Mais ce que je préfère, même si je poursuis parfois quelques espèces animales pour les photographier, sans y parvenir d’ailleurs, ce sont les parterres de jonquilles et de narcisses dans les pâturages de la Margeride au printemps. Puis les bruyères et les genêts qui enivrent les narines l’été.
Les fleurs, ça sent bon, et pour les photographier c’est facile. Ça ne s’enfuit pas lorsque vous les approchez. Vous vous approchez délicatement, vous prenez la position. Vous réglez votre objectif et tac. Ni une ni deux. C’est beau. Ça sent plus mais c’est beau. Quand je regarde mes photos, l’odeur me revient comme si j’y étais. Je les regarde surtout en hiver mes photos. Ben oui, en hiver plus de fleurs à observer dehors. La neige recouvre tout en moins de deux et pendant six à sept mois avec ça.

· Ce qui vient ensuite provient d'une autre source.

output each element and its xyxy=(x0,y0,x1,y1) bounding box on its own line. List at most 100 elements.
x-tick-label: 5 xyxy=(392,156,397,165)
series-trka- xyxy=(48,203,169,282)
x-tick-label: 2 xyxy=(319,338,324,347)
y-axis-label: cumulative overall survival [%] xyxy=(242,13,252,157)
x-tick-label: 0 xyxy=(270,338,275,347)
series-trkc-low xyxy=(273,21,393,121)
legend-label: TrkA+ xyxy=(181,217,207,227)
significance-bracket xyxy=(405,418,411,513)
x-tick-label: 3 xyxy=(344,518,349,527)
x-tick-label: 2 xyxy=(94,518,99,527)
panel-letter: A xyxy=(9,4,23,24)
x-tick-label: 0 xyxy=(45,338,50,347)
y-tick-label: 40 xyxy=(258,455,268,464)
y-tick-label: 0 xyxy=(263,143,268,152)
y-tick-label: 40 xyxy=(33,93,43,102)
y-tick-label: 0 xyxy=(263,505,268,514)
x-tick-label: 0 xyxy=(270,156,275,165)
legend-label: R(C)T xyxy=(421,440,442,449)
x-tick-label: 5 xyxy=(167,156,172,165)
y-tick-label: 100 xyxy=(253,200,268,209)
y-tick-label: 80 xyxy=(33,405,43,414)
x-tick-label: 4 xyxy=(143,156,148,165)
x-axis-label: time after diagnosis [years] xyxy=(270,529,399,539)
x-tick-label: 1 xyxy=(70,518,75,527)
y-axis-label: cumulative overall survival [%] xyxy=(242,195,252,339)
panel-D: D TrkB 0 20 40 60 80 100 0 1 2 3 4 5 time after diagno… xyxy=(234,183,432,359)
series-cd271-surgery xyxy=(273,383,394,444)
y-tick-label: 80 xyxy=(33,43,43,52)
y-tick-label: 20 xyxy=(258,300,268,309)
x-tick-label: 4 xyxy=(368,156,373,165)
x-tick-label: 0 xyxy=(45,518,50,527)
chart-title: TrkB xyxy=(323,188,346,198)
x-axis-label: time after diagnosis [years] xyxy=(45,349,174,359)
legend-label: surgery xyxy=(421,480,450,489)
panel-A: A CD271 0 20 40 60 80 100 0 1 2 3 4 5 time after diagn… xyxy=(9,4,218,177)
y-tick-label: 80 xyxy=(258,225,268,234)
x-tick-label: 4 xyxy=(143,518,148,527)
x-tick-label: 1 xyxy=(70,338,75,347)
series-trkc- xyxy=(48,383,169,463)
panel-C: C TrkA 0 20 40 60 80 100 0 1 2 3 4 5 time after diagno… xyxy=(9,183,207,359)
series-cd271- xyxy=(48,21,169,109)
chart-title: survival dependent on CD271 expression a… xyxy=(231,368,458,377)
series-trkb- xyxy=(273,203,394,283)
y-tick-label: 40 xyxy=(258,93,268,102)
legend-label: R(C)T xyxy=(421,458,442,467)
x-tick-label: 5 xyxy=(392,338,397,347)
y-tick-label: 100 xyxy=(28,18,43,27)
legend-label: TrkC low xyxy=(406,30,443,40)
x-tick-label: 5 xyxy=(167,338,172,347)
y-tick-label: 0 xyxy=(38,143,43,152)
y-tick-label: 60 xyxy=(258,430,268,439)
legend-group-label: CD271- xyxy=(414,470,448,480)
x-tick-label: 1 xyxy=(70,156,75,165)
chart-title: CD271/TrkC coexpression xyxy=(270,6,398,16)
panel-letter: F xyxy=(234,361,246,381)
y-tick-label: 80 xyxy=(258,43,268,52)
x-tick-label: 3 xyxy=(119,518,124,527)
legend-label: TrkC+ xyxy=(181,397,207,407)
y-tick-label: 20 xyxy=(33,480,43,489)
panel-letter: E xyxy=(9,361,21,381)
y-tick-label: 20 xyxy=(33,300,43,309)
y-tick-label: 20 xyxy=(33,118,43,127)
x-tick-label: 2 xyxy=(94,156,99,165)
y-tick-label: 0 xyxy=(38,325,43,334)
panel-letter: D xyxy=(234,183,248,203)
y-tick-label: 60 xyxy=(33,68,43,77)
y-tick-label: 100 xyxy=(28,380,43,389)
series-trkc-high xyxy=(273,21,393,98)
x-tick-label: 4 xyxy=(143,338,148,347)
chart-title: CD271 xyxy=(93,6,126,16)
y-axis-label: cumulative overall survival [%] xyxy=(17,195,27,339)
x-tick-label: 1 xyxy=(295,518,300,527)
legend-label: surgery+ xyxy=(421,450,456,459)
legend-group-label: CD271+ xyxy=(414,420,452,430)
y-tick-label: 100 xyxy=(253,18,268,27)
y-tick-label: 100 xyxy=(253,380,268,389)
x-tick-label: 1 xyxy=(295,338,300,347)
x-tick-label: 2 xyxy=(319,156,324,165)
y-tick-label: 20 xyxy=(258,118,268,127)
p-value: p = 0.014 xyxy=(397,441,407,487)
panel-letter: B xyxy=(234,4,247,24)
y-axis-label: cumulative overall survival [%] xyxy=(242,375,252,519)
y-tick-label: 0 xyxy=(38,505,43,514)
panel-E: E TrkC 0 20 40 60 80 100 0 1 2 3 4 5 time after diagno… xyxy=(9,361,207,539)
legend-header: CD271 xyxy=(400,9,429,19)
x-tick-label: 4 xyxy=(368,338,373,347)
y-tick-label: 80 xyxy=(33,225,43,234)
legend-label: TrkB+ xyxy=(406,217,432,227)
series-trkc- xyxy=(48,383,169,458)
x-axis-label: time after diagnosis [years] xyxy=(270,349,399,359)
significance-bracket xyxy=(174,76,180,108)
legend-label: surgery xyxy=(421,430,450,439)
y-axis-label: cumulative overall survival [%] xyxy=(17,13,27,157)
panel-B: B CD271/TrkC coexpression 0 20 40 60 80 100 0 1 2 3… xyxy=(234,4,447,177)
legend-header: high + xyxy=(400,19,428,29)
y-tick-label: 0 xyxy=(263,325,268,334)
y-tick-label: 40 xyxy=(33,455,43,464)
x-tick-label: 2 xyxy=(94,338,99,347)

Les jonquilles, les narcisses, j’en cueillais auparavant. Avec Rafael, mon frère. On se faisait un peu de blé. Ça payait nos carambars et nos roudoudous. Rafael préférait les roudoudous. Moi je ne les aimais pas trop, ils étaient trop durs et trop longs à lécher. Ça me faisait des crampes dans la langue les roudoudous. Et dans les mandibules. Pis moi j’aime bien croquer les bonbons. Les roudoudous tu ne peux pas les croquer à cause du coquillage en plastoc au-dessous. Ça te niquait les dents comme dans la chanson de Renaud. C’est vrai. Ils étaient trop durs. On n’en voit plus tellement des roudoudous. Peut-être qu’ils ont disparus. Il faut dire que je ne traîne plus vraiment dans les boulangeries ou les petites épiceries où on les trouvait. Les petites épiceries il n’y en a plus beaucoup. Elles ont fermé. Celle du village où j’habitais n’a pas trouvé de repreneur pour remplacer la vieille dame qui la tenait ouverte sept jours sur sept, même le dimanche. Elle était seule depuis longtemps, probable que sa petite boutique servait à lui éviter le vague à l’âme et lui garantissait une vie sociale. C’était ça les petits commerces. La vieille est morte après avoir travaillé sans jamais s’arrêter et personne n’a repris le magasin. Une supérette est venue s’installer. Je crois que les touristes aiment bien les libres-services, ça les rassure.
(...)
J’aime cette glèbe pour les sous-bois emplis de myrtilles, au mois d’août, que l’on cueille avec un peigne. Pour en faire des confitures et des sorbets. Puis un peu plus tard dans la saison, on trouve des cèpes si on est chanceux. Les coins à cèpes sont sauvagement gardés par les connaisseurs. Ils ne les dévoilent pas à n’importe quel touriste. C’est comme ça. J’aime aussi les forêts de bruyères qui descendent jusque sur les talus, dont les violets se déclinent en camaïeux suivant l’avancement de la saison.
Les coulemelles s’épanouissent dans les clairières et dans les prés à vaches près des bouses. Jeunes, elles ressemblent à une baguette de tambour. Ou une verge. Je caressais leur revêtement pelucheux crème et ocre avant de les ramasser. Je faisais coulisser l’anneau le long de la tige. Le mamelon brun au centre du chapeau me donnait une petite érection après que je l’aie associé à un autre mamelon qui m’était interdit. Je n’avais pas l’âge. Maintenant si. Mais ma verge ne se dresse plus à regarder les champignons. Il était amusant de constater qu’une verge vieillissante se transformât en mamelon rebondi.
Nous les cuisinions, les coulemelles, avec un peu d’ail et des œufs brouillés. Aujourd’hui encore je les déguste de cette manière simple. J’y ajoute une goutte de vin blanc. C’est divin. Le fondant du champignon mêlé à l’acidité délicate du vin et l’âpreté de l’ail. C’est comme mêler la rancœur à l’extase, l’amertume à la joie.
Les gens lettrés appellent la coulemelle « lépiote excoriée ». Pour moi c’est une coulemelle. J’aime la simplicité. Sans être simple d’esprit. Aujourd’hui, je sais que je ne suis pas simple d’esprit, bien que je l’eusse longtemps cru à cause de mes difficultés en lecture.
Coulemelle rime avec ombrelle. Faire rimer les mots m’emplissait d’une joie incommensurable, bien que je ne sache pas encore bien les lire - les mots.
Je sais que je suis dyslexique. C’est ennuyeux. Ça aussi.